More Orders but Fewer Skilled Workers: What Brexit Means for Fashion
Whilst British businesses are relocating their manufacturing back to home soil, the number of skilled workers in Britain has fallen.
In an Instagram post by makeitbritish, (image right) it was highlighted that “in the last few years the UK has seen a spate of businesses bringing manufacturing back home”. These businesses include Clarks Shoes, TD Tom Davies, Roy’s Boys Socks and Trunki Travel’s suitcases.
However, according to the British Chambers of Commerce, the number of skilled workers in the UK has reached “crisis level”. This could spell problems for the fashion industry when it comes to its skilled labour base.
Many argue that Brexit could be responsible for this slump in skilled labour, with the Independent stating that almost one million EU citizens working in the UK, many of whom are highly qualified, are planning to either leave the country or have already decided to do so following Brexit.
The Independent has also commented that a survey, “which sampled 2,000 EU citizens working in the UK and 1,000 EU citizens from the ten countries most likely to supply EU labour” found that “50 per cent of people felt less welcome since the referendum”.
Karen Briggs, Head of Brexit at the auditors KPMG, has commented that “we expect to see increased competition for talent between employers over the coming years, and numerous firms seeking to supplement their workforce with AI, robotics and automation”.
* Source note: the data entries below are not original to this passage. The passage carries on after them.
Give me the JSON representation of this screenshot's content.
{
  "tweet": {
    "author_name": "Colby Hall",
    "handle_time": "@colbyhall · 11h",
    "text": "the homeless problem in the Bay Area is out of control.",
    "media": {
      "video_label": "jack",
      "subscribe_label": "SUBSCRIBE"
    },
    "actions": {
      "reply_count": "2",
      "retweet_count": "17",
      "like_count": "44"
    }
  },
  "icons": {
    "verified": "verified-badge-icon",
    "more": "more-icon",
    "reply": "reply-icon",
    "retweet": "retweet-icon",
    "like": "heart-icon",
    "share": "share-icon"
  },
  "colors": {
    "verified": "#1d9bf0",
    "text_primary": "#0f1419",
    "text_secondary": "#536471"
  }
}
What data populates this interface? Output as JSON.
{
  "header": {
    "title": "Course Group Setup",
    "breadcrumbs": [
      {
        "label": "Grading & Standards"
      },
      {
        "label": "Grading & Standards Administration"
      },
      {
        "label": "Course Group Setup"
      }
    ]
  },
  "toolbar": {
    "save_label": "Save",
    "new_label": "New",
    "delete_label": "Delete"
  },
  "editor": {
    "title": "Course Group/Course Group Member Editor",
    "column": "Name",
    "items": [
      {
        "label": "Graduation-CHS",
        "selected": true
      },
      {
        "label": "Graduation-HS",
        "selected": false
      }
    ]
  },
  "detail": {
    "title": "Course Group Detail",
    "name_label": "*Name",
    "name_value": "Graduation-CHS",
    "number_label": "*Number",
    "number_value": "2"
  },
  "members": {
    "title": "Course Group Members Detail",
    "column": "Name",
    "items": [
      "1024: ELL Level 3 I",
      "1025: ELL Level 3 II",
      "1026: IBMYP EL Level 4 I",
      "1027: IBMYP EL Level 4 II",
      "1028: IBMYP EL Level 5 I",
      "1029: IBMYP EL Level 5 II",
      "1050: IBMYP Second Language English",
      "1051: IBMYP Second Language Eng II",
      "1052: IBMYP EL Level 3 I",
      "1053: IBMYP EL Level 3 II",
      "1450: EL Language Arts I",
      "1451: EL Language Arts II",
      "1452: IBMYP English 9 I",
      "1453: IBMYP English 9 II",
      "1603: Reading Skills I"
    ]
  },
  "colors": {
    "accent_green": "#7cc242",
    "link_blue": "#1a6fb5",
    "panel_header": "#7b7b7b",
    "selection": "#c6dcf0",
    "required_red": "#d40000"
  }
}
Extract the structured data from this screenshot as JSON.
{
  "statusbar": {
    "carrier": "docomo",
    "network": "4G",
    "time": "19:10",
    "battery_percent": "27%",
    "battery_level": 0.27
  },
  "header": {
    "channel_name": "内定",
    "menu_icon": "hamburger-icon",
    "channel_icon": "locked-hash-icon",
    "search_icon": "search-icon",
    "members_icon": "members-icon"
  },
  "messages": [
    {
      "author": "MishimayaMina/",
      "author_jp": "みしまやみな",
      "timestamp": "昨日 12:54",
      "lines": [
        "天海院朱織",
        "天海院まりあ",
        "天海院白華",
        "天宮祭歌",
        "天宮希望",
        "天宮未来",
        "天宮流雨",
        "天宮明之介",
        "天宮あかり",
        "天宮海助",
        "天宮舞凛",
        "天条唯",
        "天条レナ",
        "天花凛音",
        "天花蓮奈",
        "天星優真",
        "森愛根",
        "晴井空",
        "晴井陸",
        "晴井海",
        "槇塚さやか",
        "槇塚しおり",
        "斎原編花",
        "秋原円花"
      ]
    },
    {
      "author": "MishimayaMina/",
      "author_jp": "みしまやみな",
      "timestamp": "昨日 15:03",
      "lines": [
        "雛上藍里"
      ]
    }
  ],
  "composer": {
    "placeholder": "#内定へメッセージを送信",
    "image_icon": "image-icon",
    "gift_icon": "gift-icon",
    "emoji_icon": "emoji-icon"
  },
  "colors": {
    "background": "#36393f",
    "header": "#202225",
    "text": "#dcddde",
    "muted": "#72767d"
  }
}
As far as fashion is concerned, the increased competition for talent between employers means that there will be more demand for skilled workers post Brexit. Further to Karen Briggs’s comments, the use of AI and automation puts skilled workers even more at risk, especially on production lines where skilled mechanists and designers are highly valuable.
In response to this, a report published by the Fashion Roundtable entitled Brexit and the Impact on the Fashion Industry, highlighted that 96% of industry leaders and business owners in the fashion industry would vote to remain given the chance of a second referendum.
In the same report, it was mentioned that 880,000 people in the UK are directly employed by the fashion industry, a figure which breaks down to 1 in 74. This figure could well fall post-Brexit as the number of skilled labourers from overseas but working in Britain leave as previously mentioned.
Orders in the FashionCapital factory are on the up, but the number of skilled production workers in the UK as a whole is on the decline. It is hoped that by providing in-house training, FashionCapital will be able to provide some stability for young designers and workers when starting their careers.
(The Factory in North London)
In terms of training for those wanting to get into the fashion industry amidst the possible void being created by Brexit; FashionCapital has their on-site Fashion Technology Academy (FTA). It is a perfect environment for people to gain the skills and qualifications required to be successful in the garment manufacturing industry.
Despite worries that AI and machines may replace qualified and skilled assembly-line workers, the training provided by FashionCapital can help those looking to get started in the fashion industry get some experience and knowledge to begin their career and fill these vacancies being created in lieu of the Brexit vote.